Find all primes $(p,q)$ satisfying the condition that $pq$ divides $2^p+2^q.$ 
Find all primes $(p,q)$ satisfying the condition that $pq$ divides $2^p+2^q.$

I get answers for $p =2$ or $q = 2$ but I want to know the general approach for this question.
 A: Assume both $p$ and $q$ are primes at least 3. Let $a_p$ denote the smallest integer satisfying $2^{a_p} \equiv_p -1$ and let $a_q$ denote the smallest integer satisfying $2^{a_q} \equiv_q -1$. [There indeed exists such an $a_p,a_q$ if there exists a $p,q$ satisfying the equation $pq|(2^p+2^q)$; indeed [assuming $q \ge p$]
$$pq|(2^p+2^q) \quad \Rightarrow \quad pq|(1+2^{q-p})$$ $$\Rightarrow \quad 2^{q-p} \equiv_p -1; \ 2^{q-p} \equiv_q -1.$$ Thus given $2^{q-p} \equiv_p -1$ and $2^{q-p} \equiv_q -1$ there indeed exists such an $a_p,a_q$ as claimed.]
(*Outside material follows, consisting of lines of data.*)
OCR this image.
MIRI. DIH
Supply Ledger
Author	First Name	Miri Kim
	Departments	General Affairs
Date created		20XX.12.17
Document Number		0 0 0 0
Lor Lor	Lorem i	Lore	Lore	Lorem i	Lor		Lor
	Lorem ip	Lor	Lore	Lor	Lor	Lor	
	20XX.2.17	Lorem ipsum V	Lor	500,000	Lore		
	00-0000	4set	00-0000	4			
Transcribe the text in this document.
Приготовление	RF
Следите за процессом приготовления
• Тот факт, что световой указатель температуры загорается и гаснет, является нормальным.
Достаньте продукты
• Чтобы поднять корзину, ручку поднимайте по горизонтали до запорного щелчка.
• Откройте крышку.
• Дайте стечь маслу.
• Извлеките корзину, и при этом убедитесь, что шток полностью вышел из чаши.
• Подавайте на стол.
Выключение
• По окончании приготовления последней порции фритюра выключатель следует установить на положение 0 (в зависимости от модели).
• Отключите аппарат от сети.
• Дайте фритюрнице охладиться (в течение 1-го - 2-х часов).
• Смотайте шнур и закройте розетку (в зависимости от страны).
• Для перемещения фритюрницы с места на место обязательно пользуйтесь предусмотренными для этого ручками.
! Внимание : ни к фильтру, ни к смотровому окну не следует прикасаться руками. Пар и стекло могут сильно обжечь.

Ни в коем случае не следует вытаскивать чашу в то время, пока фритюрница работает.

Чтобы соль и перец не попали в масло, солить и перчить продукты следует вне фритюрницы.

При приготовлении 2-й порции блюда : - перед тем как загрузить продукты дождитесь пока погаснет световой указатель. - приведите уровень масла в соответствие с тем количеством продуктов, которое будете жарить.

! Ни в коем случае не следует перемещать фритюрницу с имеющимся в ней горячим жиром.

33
Also note that $2^{p} \equiv_p 2$ and $2^{q} \equiv_q 2$. Then  $$pq|(2^p+2^q); \ 2^p \equiv_p 2; \ 2^q \equiv_q 2 \quad \Rightarrow \quad 2^{q} \equiv_p -2; \ 2^p \equiv_q -2$$
$$\Rightarrow \quad 2^{q-1} \equiv_p -1; \ 2^{p-1} \equiv_q -1.$$ As both $$2^{q-1} \equiv_p -1$$ and $$2^{q-1} \equiv_q 1$$ hold then, it follows that $q-1 = \ell a_q$ for some even integer $\ell$ and $q-1 = ka_p$ for some odd integer $k$. Thus what follows is the strict inequality $$\nu_2(a_p) > \nu_2(a_q),$$ where $\nu_2(M)$ for each integer $M$ is defined as the largest power of $2$ dividing $M$.
Likewise, $$2^{p-1} \equiv_q -1.$$ And, $$2^{p-1} \equiv_p 1.$$ So it follows that $p-1 = b a_p$ for some even integer $b$ and $p-1 = ca_q$ for some odd integer $c$. Thus what also follows is the strict inequality: $$\nu_2(a_p) < \nu_2(a_q).$$
However, the strict inequalities $\nu_2(a_p) > \nu_2(a_q)$ and $\nu_2(a_p)<\nu_2(a_q)$ contradict each other, so indeed, there are no two odd primes $p,q \ge 3$ satisfying  $pq|(2^p+2^q)$. Thus the result follows at least for any two primes $p,q \ge 3.$

If $p=2$ then $$2^p+2^q \equiv_q 4(1+2^{q-2}) \equiv_q 4(1+2^{-1}),$$ where $2^{-1}$ is defined to be the multiplicative inverse of $2$ in $\mathbb{Z}/q\mathbb{Z}$. [Indeed as $2^{q-1} \equiv_q 1$ it follows that $2^{q-2} \equiv_q 2^{q-1}2^{-1} \equiv_q 1$]. So for $q$ to divide $2^{p}+2^{q}$ for $p=2$ it follows that either the equation $4\equiv_q 0$ or the equation
$1+2^{-1} \equiv_q 0$ holds. The former equation gives $q=2$. The latter equation gives $q=3$. [Indeed, $2^{-1} \equiv_q -1$ which gives $2 \times 2^{-1} \equiv_q 2 \times -1$ which gives $1 \equiv_q -2$ which indeed gives $q=3$.] So if $p$ is $2$ then $q$ must be $2$ or $3$. However, note that $p=2,q=2$ and $p=2,q=3$ are both solutions.